MUNICH — Munich’s Oktoberfest has an ugly side. Alexandra Stigger is all too familiar with it but says it’s nevertheless a great celebration. Stigger, 29, is a Munich native who grew up attending it every year, and now she works there — not in one of the beer tents but in a service center where the Red Cross, a lost-and-found and the women’s support center where Stigger works are housed.

Known as the “security point,” the name is meant to speak to foreign visitors who don’t know about existing help centers in Munich. First created for the 2003 Oktoberfest, the security point’s financing comes from the Munich government and a growing number of sponsors. As a social worker who specializes in trauma therapy, Stigger joined the team in 2012 and now coordinates security point staff and acts as spokeswoman.

Stigger is the schedule planner for the center, where some of the staff are young women majoring in social work. A social worker and five to eight helpers work as teams. More teams are on duty on Fridays and Saturdays than on weekdays.

It’s when the tents are full, the beer flowing, when most incidents happen, requiring the point’s five qualified social workers and 45 female volunteers to spring into action. These vary from fighting couples, to emotional breakdowns and to women simply being overwhelmed by the hubbub. Women who have lost their handbags are also helped here.

Last year, the service point helped 156 women and girls, which may not sound like a lot in view of Oktoberfest’s 6.4 million visitors. Stigger suspects that a great many more women could have used help but didn’t know there was any.

When women have too much to drink, lose their money, or their cell phone batteries die, they may suddenly feel very alone amid the mass of revelers. This also applies to men, “but shame tolerance levels are much higher in men than they are in women,” Stigger says. Foreign women who may not be able to locate their group or manage to elbow through the crowds to get back to it may be particularly affected. Stigger says many Oktoberfest visitors underestimate the situation, especially first-timers.

“Typical clients at the service point are tourists who haven’t yet booked a hotel room in Munich,” Stigger says. “This may make the women more vulnerable.”

Stigger and her colleagues don’t take the attitude that women who need their services are to blame. In fact, “We believe that a woman should be able to walk through the festival naked and not be molested,” Stigger says. What an idea, especially given just how uninhibited the atmosphere can be particularly on Saturday nights. But Stigger is dead serious when she repeats that predators are responsible for their behavior, not whatever they consider to be the trigger.

Violence amid revelry

Four women who visited the security point last year had suffered serious sexual assaults. Stigger accompanied one rape victim, a visitor from abroad, to the hospital and stayed with her until it was confirmed that that she could fly home to her family. The service point’s main aim is to impart a “feeling of security,” Stigger says.

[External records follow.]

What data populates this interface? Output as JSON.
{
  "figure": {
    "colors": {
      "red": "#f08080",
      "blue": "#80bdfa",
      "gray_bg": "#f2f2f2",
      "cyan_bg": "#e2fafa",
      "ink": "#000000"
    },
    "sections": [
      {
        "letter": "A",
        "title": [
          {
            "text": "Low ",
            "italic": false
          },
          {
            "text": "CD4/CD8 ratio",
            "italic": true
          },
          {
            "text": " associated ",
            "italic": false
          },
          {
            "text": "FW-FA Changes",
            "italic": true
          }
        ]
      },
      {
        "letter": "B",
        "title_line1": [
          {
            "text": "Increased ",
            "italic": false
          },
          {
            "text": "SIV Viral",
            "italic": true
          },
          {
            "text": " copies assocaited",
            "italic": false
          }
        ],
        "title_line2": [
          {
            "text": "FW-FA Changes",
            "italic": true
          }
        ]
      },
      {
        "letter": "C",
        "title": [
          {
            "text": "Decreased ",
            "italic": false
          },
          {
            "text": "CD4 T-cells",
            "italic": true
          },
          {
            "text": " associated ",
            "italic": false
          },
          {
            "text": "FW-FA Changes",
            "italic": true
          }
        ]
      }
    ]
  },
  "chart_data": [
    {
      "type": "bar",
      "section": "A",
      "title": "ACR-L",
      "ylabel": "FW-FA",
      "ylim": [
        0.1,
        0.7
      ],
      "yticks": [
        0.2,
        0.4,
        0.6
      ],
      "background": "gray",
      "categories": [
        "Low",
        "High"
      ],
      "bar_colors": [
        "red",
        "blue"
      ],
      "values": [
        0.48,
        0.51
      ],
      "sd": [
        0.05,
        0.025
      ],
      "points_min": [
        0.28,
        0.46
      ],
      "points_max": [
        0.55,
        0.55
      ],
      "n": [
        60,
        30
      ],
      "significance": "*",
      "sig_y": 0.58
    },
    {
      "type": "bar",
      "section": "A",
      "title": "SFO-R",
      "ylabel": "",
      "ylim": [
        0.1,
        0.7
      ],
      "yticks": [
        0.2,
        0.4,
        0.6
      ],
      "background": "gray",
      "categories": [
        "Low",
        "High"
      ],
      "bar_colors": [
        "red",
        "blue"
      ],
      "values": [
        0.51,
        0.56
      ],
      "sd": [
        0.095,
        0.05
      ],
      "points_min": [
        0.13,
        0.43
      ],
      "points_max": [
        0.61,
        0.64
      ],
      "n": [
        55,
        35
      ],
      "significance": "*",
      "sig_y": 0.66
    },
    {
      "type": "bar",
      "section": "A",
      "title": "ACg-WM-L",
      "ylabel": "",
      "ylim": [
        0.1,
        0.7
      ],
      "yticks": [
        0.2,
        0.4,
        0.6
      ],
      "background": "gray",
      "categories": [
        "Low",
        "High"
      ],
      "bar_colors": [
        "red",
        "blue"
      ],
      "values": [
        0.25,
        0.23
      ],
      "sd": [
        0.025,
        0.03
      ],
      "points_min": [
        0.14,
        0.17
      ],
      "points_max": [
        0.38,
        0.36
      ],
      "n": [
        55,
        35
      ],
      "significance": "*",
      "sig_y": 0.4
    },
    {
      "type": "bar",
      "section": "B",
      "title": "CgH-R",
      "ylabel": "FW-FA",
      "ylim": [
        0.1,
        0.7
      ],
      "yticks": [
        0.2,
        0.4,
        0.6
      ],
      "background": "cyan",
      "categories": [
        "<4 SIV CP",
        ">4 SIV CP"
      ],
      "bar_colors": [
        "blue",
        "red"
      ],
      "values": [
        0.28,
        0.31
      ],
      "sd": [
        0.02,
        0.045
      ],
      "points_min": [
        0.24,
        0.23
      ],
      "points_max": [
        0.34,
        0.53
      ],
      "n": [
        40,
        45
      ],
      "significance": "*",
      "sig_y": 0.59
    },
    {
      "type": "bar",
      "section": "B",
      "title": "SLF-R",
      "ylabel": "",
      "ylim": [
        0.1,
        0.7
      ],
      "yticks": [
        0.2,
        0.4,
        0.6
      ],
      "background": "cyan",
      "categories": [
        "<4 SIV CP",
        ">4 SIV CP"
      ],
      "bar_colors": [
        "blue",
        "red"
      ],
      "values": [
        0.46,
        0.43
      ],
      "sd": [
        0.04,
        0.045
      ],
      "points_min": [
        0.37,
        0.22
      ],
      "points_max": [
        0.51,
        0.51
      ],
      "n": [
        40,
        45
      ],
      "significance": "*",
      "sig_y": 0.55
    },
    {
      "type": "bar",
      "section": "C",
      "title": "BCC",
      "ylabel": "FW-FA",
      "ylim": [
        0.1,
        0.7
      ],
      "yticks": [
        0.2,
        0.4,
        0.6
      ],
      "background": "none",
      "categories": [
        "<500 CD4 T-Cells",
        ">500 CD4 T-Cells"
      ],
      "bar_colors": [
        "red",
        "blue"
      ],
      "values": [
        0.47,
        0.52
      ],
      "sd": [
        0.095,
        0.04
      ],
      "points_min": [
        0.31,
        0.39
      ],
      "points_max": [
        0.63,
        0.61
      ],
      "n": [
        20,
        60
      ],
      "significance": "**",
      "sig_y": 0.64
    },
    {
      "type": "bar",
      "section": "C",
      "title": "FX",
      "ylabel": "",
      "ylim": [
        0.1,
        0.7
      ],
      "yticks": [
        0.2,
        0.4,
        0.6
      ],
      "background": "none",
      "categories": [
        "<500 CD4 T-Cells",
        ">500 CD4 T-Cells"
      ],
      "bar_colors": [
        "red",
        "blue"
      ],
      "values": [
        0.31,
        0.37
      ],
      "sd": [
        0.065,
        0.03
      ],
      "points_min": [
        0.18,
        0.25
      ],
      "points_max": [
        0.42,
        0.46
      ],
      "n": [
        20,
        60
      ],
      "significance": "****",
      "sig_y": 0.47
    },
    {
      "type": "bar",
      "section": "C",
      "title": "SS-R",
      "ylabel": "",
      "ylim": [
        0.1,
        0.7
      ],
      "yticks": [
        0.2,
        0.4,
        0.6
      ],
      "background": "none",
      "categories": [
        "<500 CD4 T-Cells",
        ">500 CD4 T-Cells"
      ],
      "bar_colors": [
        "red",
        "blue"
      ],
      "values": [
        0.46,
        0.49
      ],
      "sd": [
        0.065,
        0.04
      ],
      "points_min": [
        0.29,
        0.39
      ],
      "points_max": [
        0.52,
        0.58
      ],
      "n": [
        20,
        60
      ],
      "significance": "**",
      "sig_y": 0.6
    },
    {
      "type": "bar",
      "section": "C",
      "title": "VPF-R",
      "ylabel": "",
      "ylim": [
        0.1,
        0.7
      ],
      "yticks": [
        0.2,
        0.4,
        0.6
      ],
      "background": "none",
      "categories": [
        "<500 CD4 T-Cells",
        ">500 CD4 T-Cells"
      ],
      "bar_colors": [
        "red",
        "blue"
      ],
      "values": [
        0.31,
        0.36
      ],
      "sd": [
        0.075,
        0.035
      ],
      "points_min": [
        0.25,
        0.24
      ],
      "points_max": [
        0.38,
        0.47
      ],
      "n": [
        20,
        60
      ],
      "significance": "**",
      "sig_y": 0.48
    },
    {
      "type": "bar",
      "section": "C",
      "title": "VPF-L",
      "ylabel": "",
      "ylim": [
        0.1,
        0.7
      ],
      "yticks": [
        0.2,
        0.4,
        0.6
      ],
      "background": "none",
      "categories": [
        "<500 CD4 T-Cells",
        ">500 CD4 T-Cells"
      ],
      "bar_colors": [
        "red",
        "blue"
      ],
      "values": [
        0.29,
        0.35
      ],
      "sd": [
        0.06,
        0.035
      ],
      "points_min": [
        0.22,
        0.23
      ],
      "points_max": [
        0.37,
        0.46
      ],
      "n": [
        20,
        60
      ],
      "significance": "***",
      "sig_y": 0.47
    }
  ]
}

Every year they make sure the center is cozy, with armchairs and plants, that there are changes of clothing available, and also something to eat. Just spending some time here is enough for many women to recover their strength. And for some, the opportunity to clear their head, recharge their cell phones and get in touch with their friends is all they need.

Stigger is also concerned for the security of the staffers. Two are usually sent out together when they drive a woman home, to her hotel or the railroad station mission if she has nowhere else to go, for example. This individual treatment is time-intensive, but no one wishes to leave clients to their own devices. If there isn’t so much to do, then teams of two go out and patrol the more dangerous areas on the festival grounds.

A grassy hill that is a sled run in winter is one of these places. During Oktoberfest some men try to sleep off their drunkenness here. But it’s not a safe place for tired women. Stigger relates how she found one female American soldier here suffering from traumatic memories of her tour of duty, which was apparently awakened by the festival’s intense sensory experience. Through gentle questioning, she was able to get the woman back to the present and reoriented, Stigger says.

But right now her main priority is the security point and the “Sichere Wiesn” (Secure Wiesn — Wiesn being another German word for Oktoberfest) campaign that has a free app, “Wiesn Protect.” It was downloaded 19,000 times in 2013.

Every year the services become better known and accepted, Stigger says. Women should feel safe knowing help is available if need be, and importantly, that feelings of shame are just not part of the equation.